Reste à savoir si l’on continuera à accorder une confiance à celles et ceux à qui nous avons demandé un travail honnête en retour de grandes rémunérations.
Le problème devient actuellement au Québec celui de mettre dehors prématurément ces personnes qui ne nous laissent plus croire en leur intégrité: comment mettre le gouvernement sous tutelle? Comment mettre le Québec sous tutelle? L’Éducation, la Santé, les Transports, etc., tout semble basculer dans l’effondrement total d’une malhonnêteté intellectuelle et d'une malhonnêteté financière crasses.
Et ce ne serait la faute de personne!
Quel méchant gâchis cette démocratie du Québec. Il y a pourtant moyen de faire mieux, de faire bien mieux…
François Champoux, Trois-Rivières
28 février 2025
En ce 28 février 2025, je n'ai reçu aucune nouvelle ou accusé de réception ni de Desjardins ni de l'AMF ni du ministre des Finances du Québec, M. Éric Girard.
Après le scandale de la SAAQ et la démission de M. Éric Caire, ça va plutôt très mal au Québec en ce qui a trait à cette vertu primaire de l'honnêteté perçue et attendu de nos élu(E)s.
François Champoux, Trois-Rivières; auteur de l'article
27 février 2025
Bonjour M. Marineau,
Vous posez une question dont la réponse est absolument OUI. Oui, dans le sens de toute votre argumentation et surtout celle de la responsabilité des parents les premiers.
J’ai toujours dit que le travail d’un enfant c’est d’aller à l’école, de faire ses devoirs et d’apprendre ses leçons. C’est évidemment vieux jeu. Mais c’est encore et toujours la règle si l’on veut en faire des adultes matures et responsables. Et qui dit responsable, dit libre, dit capable de réponses par lui-même.
Les lois du travail du Québec sanctionnent les employés salariés comme des esclaves; ils doivent loyauté à l’employeur. L’évolution de l’animal humain est lente vers son absolue liberté où il pourrait ne pas être balisé par un supérieur prêt à le réprimander comme le Mouvement Desjardins le fait vis-à-vis de ses membres sociétaires des Caisses s’ils dérogent aux directives des dirigeants.

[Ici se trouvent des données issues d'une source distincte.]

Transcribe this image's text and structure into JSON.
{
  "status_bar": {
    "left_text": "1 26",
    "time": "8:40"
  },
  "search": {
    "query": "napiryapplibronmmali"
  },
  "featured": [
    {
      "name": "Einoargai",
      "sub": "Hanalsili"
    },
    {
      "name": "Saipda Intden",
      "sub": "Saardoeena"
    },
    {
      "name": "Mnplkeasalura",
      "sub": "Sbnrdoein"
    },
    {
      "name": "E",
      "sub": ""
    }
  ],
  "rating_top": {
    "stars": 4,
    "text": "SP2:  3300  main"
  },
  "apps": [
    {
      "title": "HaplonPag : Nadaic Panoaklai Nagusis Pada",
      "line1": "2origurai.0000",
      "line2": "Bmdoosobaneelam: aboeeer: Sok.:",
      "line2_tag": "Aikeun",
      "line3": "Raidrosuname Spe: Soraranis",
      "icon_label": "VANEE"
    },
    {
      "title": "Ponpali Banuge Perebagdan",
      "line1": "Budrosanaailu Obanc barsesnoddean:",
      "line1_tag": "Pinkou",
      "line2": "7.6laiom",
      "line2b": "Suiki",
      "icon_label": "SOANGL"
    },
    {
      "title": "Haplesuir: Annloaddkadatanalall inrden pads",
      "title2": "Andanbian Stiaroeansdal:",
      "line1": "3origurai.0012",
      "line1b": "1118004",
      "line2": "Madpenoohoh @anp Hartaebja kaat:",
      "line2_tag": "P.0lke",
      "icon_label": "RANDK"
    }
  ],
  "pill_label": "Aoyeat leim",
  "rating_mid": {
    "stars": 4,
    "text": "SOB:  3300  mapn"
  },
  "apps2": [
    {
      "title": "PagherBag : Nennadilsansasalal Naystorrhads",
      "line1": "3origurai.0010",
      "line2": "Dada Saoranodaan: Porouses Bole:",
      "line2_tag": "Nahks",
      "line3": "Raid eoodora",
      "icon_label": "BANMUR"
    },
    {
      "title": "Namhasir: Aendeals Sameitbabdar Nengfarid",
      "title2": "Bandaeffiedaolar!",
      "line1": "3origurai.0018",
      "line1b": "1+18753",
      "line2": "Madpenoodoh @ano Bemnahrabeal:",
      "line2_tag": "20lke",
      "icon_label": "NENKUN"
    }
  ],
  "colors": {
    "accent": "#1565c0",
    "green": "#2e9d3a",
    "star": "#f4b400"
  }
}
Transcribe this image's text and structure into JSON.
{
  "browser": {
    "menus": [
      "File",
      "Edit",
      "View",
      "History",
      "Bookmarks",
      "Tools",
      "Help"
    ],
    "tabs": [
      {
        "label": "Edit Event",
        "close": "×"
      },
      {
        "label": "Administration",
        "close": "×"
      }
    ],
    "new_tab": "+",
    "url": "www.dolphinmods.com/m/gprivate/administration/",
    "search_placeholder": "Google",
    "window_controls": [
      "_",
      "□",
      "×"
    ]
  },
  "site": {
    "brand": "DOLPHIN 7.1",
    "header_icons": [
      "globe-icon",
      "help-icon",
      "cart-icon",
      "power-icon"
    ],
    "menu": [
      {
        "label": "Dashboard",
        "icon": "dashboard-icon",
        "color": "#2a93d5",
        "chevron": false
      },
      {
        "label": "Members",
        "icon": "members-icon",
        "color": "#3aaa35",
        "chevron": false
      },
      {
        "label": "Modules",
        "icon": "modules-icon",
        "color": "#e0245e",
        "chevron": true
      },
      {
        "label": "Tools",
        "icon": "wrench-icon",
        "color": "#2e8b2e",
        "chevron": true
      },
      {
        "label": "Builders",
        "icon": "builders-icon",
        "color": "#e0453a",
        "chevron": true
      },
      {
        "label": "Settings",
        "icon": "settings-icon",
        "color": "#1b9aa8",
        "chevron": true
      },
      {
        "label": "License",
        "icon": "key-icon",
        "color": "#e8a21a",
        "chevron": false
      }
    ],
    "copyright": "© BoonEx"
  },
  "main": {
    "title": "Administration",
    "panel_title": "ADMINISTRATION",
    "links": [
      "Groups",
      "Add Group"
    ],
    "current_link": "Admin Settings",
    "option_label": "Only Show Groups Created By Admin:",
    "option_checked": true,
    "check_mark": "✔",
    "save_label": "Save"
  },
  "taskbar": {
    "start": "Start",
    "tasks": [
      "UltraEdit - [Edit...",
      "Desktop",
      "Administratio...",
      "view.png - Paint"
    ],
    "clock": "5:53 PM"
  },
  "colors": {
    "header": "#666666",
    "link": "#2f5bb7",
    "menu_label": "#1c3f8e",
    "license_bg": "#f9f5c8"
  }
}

La différence ici, c’est qu’à l’école, les directions d’école ont des enfants à éduquer, alors qu’avec Musk et Desjardins, ce sont des adultes qui font défaut de respect absolu à l’autorité. Mais il y a une différence importante qui est escamotée : le dialogue!
Toute autorité doit être capable de responsabiliser ses commettants par elle-même; si elle ne le réussit pas, la société se retrouve 15 ans plus tard avec des adultes incapables de cet effort de maturité. Cependant, le dialogue entre supérieur et sujets obligent le premier à une écoute respectueuse qui doit être capable de remettre en question sa supériorité absolue : est-il absolument dans son droit d’exiger?
Dans le cas des élèves et de l’école, il faut reconnaître que tous doivent apprendre à obéir avant de commander; mais dans le cas d’adulte à adulte, la remise en question doit primer. Et le dialogue doit être respectueux.
Nos lois sont parfois infantiles et manquent de maturité; un exemple : les articles contre le harcèlement psychologique en entreprise dans les normes du travail.